Thanks for the Memory to Hans Gruber at Advocatus Diaboli.

On Monday, Steve Sailer wrote an excellent piece in rebuttal to an article in the New York Times regarding the impact of illegal immigration on wages in the US.

The article in question looks at the change in averages wages of high school dropouts in California from 1984 to 2000 and compares that change to Ohio during the same time period. Because the change is far more significant (17% in California vs. 31% in Ohio), the article concludes that such unskilled labor is far worse off in Ohio than in California, and thast therefore, the impact of illegal immigration is far less.

But as Sailer points out, the article makes a couple of glaring omissions. For one, it fails to take into account differences in cost of living. California's cost of living is one of the highest in the nation, while Ohio's is below the national average. Adjusted for cost of living, underemployed Californians are far worse of than similar Ohioans.

Furthermore, the NYT article ignores other dynamics that may have had an impact on Ohio -- namely, the loss of high-paying Union jobs in Ohio, as opposed to California, a traditionally less unionized state.

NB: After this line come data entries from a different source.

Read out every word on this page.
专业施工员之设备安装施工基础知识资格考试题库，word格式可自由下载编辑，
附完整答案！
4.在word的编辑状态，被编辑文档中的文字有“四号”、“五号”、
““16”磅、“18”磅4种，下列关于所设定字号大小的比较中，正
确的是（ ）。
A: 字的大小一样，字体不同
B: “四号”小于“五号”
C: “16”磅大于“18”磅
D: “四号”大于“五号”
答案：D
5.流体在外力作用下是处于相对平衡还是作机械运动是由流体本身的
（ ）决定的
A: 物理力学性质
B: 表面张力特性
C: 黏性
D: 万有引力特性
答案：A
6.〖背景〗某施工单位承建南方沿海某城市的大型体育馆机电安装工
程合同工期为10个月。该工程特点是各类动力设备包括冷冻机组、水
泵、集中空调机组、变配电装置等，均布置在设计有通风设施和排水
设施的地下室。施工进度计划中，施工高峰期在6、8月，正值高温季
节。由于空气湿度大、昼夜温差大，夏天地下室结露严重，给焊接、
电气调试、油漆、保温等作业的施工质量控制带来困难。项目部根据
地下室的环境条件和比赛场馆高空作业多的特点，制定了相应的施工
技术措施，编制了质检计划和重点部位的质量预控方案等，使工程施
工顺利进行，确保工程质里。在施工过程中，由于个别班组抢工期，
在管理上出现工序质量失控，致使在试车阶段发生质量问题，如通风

I'm no economist, but it seems obvious even to me that it was disingenuous of Porter to ignore the other dynamics that affected the statistics, and I remember just enough of my statistics class to know that taking one state to compare is cherry-picking.

But as both Sailer and Hans Gruber point out, such considerations seem to be ignored when discussing issues of immigration, whether it's out of a fervor for supporting illegals, as Hans asserts, or out of a disdain for the American working class, as Salier claims (I suspect it's a combination of both). The Times has its mind made up -- don't confuse it with facts.